*

  • precious loneliness diye tanımlıyormuşuz dış politikadaki konumumuzu. ne hallere düştük gerçekten insan üzülüyor.
  • soli ozel in tv yayininda dis politikayi elestirip ustune dalga gectigi yeni uluslararasi iliskiler prensibi.

    (bkz: ahmet davutoglu)
  • türk dış politikasının, komşularla sıfır sorun politikasının çökmesinin ardından sürüklendiği nokta.

    yalnız önemli olan komşularla sıfır sorun politikasının bile amaçları olan, belli stratejik adımlara dayanacak bir politika olmasıydı. tutmadı o ayrı mesele... değerli yalnızlık ise hangi temele dayanmaktadır? önceden kurgulanmış bir strateji ile başarıyla gelinmiş bir nokta mıdır? türkiye'nin böyle bir coğrafyada dış politikasında hangi tarz yalnızlığı değerli olabilir? okyanus ötesinde misin? yoksa ada devleti misin ki yalnızlık politikası uygulayacaksın? işin diğer boyutu da son 7-8 yıldır "küresel güç olacağız.", "mali'den myanmar'a kadar etkimiz var.", "ab'ye bile posta koyuyoruz." diye toplumun osmanlıcı damarını kabarttıktan sonra "değerli yalnızlık" nasıl pazarlanacak onu merak ediyorum. sonumuz hayır olsun...
  • akp zamanında herşeyin başına bir sıfat geliyor. ileri demokrasi, değerli yalnızlık...

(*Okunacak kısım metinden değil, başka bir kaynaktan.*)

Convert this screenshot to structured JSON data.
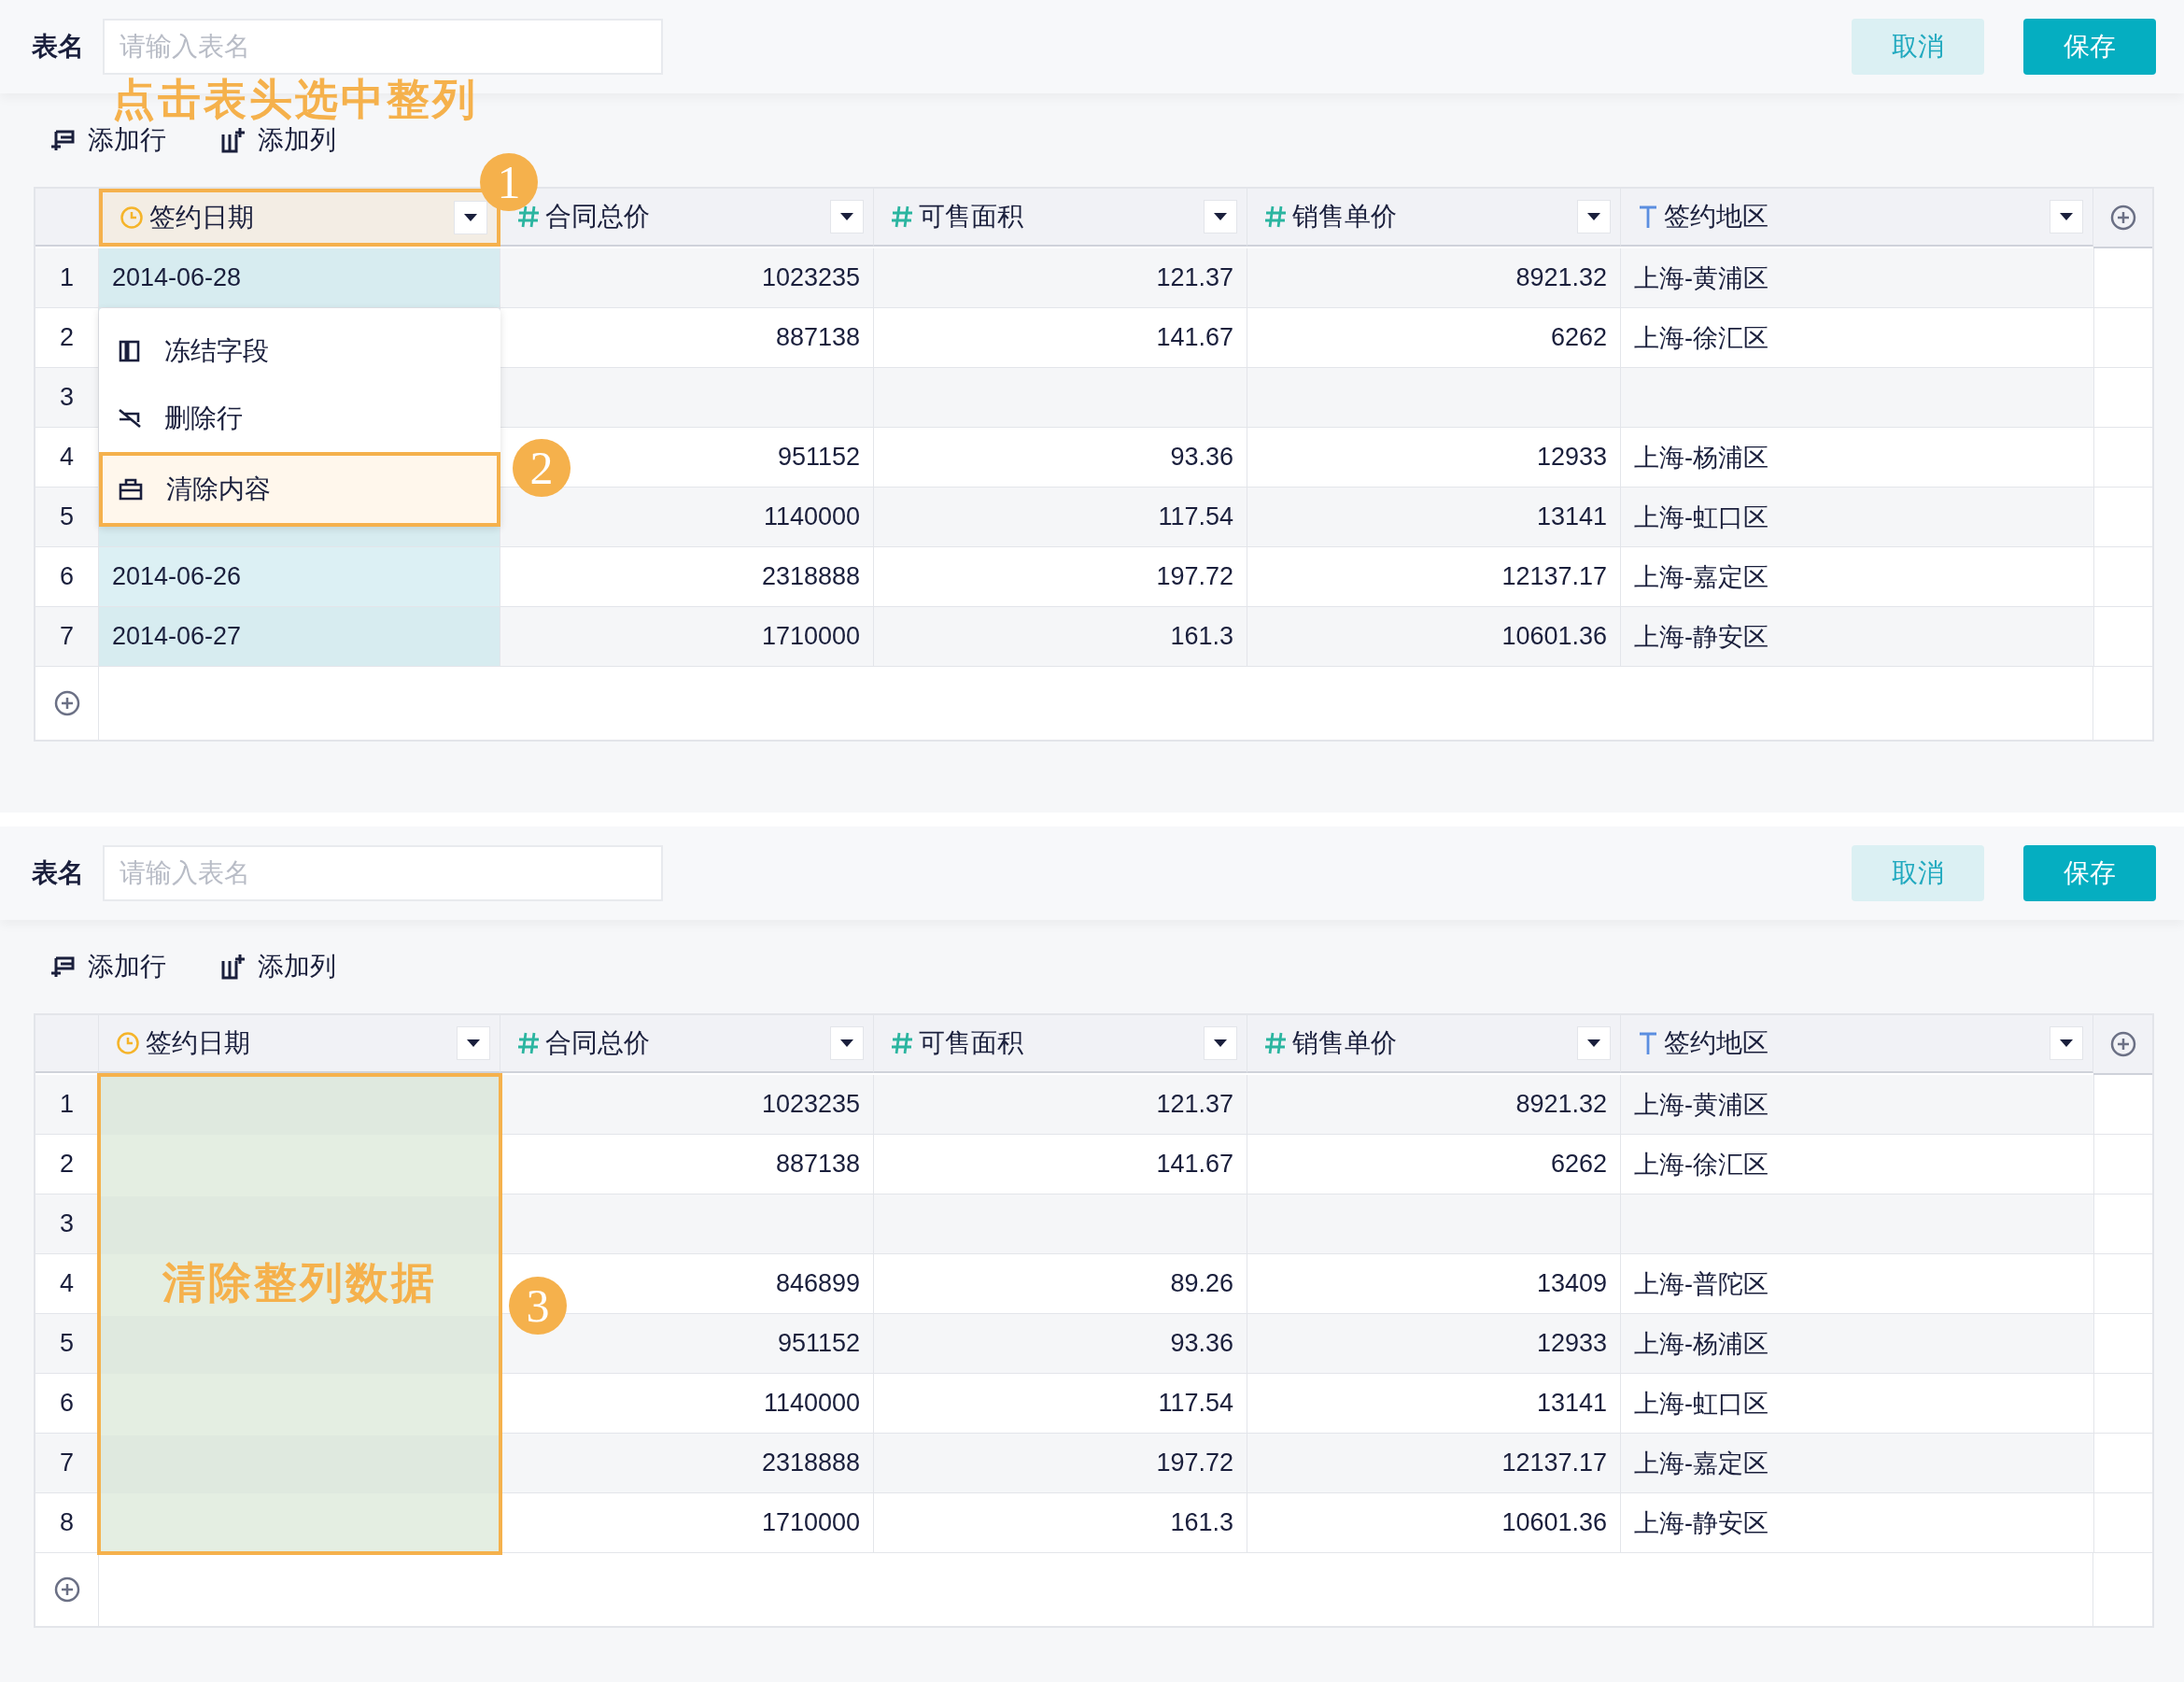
{
  "panels": [
    {
      "name_label": "表名",
      "name_placeholder": "请输入表名",
      "buttons": [
        {
          "label": "取消",
          "kind": "secondary"
        },
        {
          "label": "保存",
          "kind": "primary"
        }
      ],
      "hint": "点击表头选中整列",
      "toolbar": [
        {
          "label": "添加行",
          "kind": "add-row"
        },
        {
          "label": "添加列",
          "kind": "add-column"
        }
      ],
      "columns": [
        {
          "label": "签约日期",
          "kind": "date",
          "selected": true,
          "badge": "1"
        },
        {
          "label": "合同总价",
          "kind": "number",
          "selected": false
        },
        {
          "label": "可售面积",
          "kind": "number",
          "selected": false
        },
        {
          "label": "销售单价",
          "kind": "number",
          "selected": false
        },
        {
          "label": "签约地区",
          "kind": "text",
          "selected": false
        }
      ],
      "rows": [
        {
          "index": "1",
          "cells": [
            "2014-06-28",
            "1023235",
            "121.37",
            "8921.32",
            "上海-黄浦区"
          ]
        },
        {
          "index": "2",
          "cells": [
            null,
            "887138",
            "141.67",
            "6262",
            "上海-徐汇区"
          ]
        },
        {
          "index": "3",
          "cells": [
            null,
            null,
            null,
            null,
            null
          ]
        },
        {
          "index": "4",
          "cells": [
            null,
            "951152",
            "93.36",
            "12933",
            "上海-杨浦区"
          ]
        },
        {
          "index": "5",
          "cells": [
            null,
            "1140000",
            "117.54",
            "13141",
            "上海-虹口区"
          ]
        },
        {
          "index": "6",
          "cells": [
            "2014-06-26",
            "2318888",
            "197.72",
            "12137.17",
            "上海-嘉定区"
          ]
        },
        {
          "index": "7",
          "cells": [
            "2014-06-27",
            "1710000",
            "161.3",
            "10601.36",
            "上海-静安区"
          ]
        }
      ],
      "menu": {
        "items": [
          {
            "label": "冻结字段",
            "kind": "freeze",
            "selected": false
          },
          {
            "label": "删除行",
            "kind": "delete-row",
            "selected": false
          },
          {
            "label": "清除内容",
            "kind": "clear",
            "selected": true,
            "badge": "2"
          }
        ]
      }
    },
    {
      "name_label": "表名",
      "name_placeholder": "请输入表名",
      "buttons": [
        {
          "label": "取消",
          "kind": "secondary"
        },
        {
          "label": "保存",
          "kind": "primary"
        }
      ],
      "toolbar": [
        {
          "label": "添加行",
          "kind": "add-row"
        },
        {
          "label": "添加列",
          "kind": "add-column"
        }
      ],
      "columns": [
        {
          "label": "签约日期",
          "kind": "date",
          "selected": false
        },
        {
          "label": "合同总价",
          "kind": "number",
          "selected": false
        },
        {
          "label": "可售面积",
          "kind": "number",
          "selected": false
        },
        {
          "label": "销售单价",
          "kind": "number",
          "selected": false
        },
        {
          "label": "签约地区",
          "kind": "text",
          "selected": false
        }
      ],
      "rows": [
        {
          "index": "1",
          "cells": [
            null,
            "1023235",
            "121.37",
            "8921.32",
            "上海-黄浦区"
          ]
        },
        {
          "index": "2",
          "cells": [
            null,
            "887138",
            "141.67",
            "6262",
            "上海-徐汇区"
          ]
        },
        {
          "index": "3",
          "cells": [
            null,
            null,
            null,
            null,
            null
          ]
        },
        {
          "index": "4",
          "cells": [
            null,
            "846899",
            "89.26",
            "13409",
            "上海-普陀区"
          ]
        },
        {
          "index": "5",
          "cells": [
            null,
            "951152",
            "93.36",
            "12933",
            "上海-杨浦区"
          ]
        },
        {
          "index": "6",
          "cells": [
            null,
            "1140000",
            "117.54",
            "13141",
            "上海-虹口区"
          ]
        },
        {
          "index": "7",
          "cells": [
            null,
            "2318888",
            "197.72",
            "12137.17",
            "上海-嘉定区"
          ]
        },
        {
          "index": "8",
          "cells": [
            null,
            "1710000",
            "161.3",
            "10601.36",
            "上海-静安区"
          ]
        }
      ],
      "overlay": {
        "text": "清除整列数据",
        "badge": "3"
      }
    }
  ]
}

    tanım güzel ossuruk demenin bir başka şekli.
  • ahmet davutoğlu'nun, ve onunla birlikte akp'nin dış politikasının iflasını ilan eden kavram. sevan nişanyan'ın sedat laçiner için yazdığı gibi, " önyargılarını 'bilgi' zanneden, o ölçüsüz, çapsız güven. kulaktan dolma kavramcıklarla dünyayı fethe çıkan neo-enverist megalomani"nin -çok şükür- artık elde patlaması, çoluğa çocuğa alay konusu olması.
  • ismi 1880-1900 tarihleri arasında büyük britanya'nın uyguladığı splendid isolation adı verilen dış politikadan apartma görünse de alakaları yoktur.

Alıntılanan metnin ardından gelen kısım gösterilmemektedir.